Segundo a doutrina, o aviso prévio é o “pagamento que vai ser efetuado pelo empregador ao empregado pela prestação de serviços durante o restante do contrato de trabalho, ou a indenização substitutiva pelo não cumprimento do aviso prévio por qualquer das partes”.

Em verdade, essa parcela pode ter cunho indenizatório (art. 487, § 1º, da CLT) – quando o empregado é dispensado do labor durante o período do aviso prévio – ou salarial (art. 488 da CLT) – quando destinada a remunerar o trabalhador pela continuação dos serviços no referido lapso temporal.

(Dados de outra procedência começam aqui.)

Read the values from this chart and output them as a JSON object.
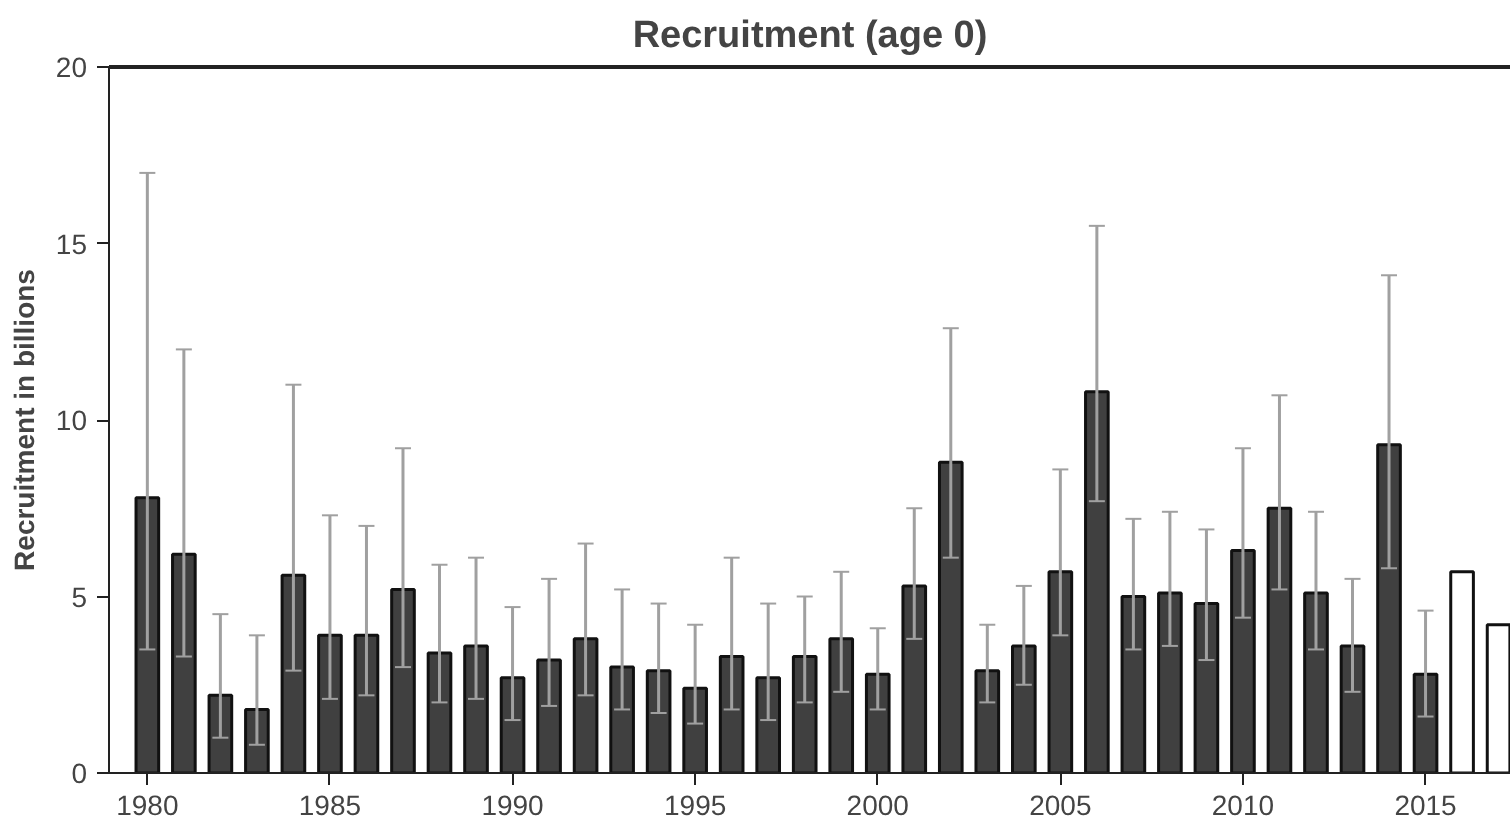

Não obstante essa natureza dúplice, é cediço tratar-se, em qualquer das hipóteses, de verba rescisória – e, por conseguinte, de caráter excepcional -, razão pela qual se mostra infensa à incidência da pensão alimentícia, desde que não haja disposição transacional ou judicial em sentido contrário.

A aplicação de solução diversa, levando em consideração tão somente a natureza jurídica imediata desse estipêndio (remuneratória) e olvidando a sua natureza mediata (verba rescisória), consistiria em verdadeira iniquidade, com foco restrito no fato de determinado empregado não ter sido dispensado do cumprimento dos deveres laborais.

Ademais, a jurisprudência do STJ é uníssona no sentido de que a verba indenizatória não se inclui na base de cálculo da pensão alimentícia. ((REsp 807.783-PB, Quarta Turma, DJe 8/5/2006; e REsp 277.459-PR, Quarta Turma, DJe 2/4/2001). REsp 1.332.808-SC, Rel. Min. Luis Felipe Salomão, julgado em 18/12/2014).

Fonte: STJ –  Adaptado pelo Guia Trabalhista.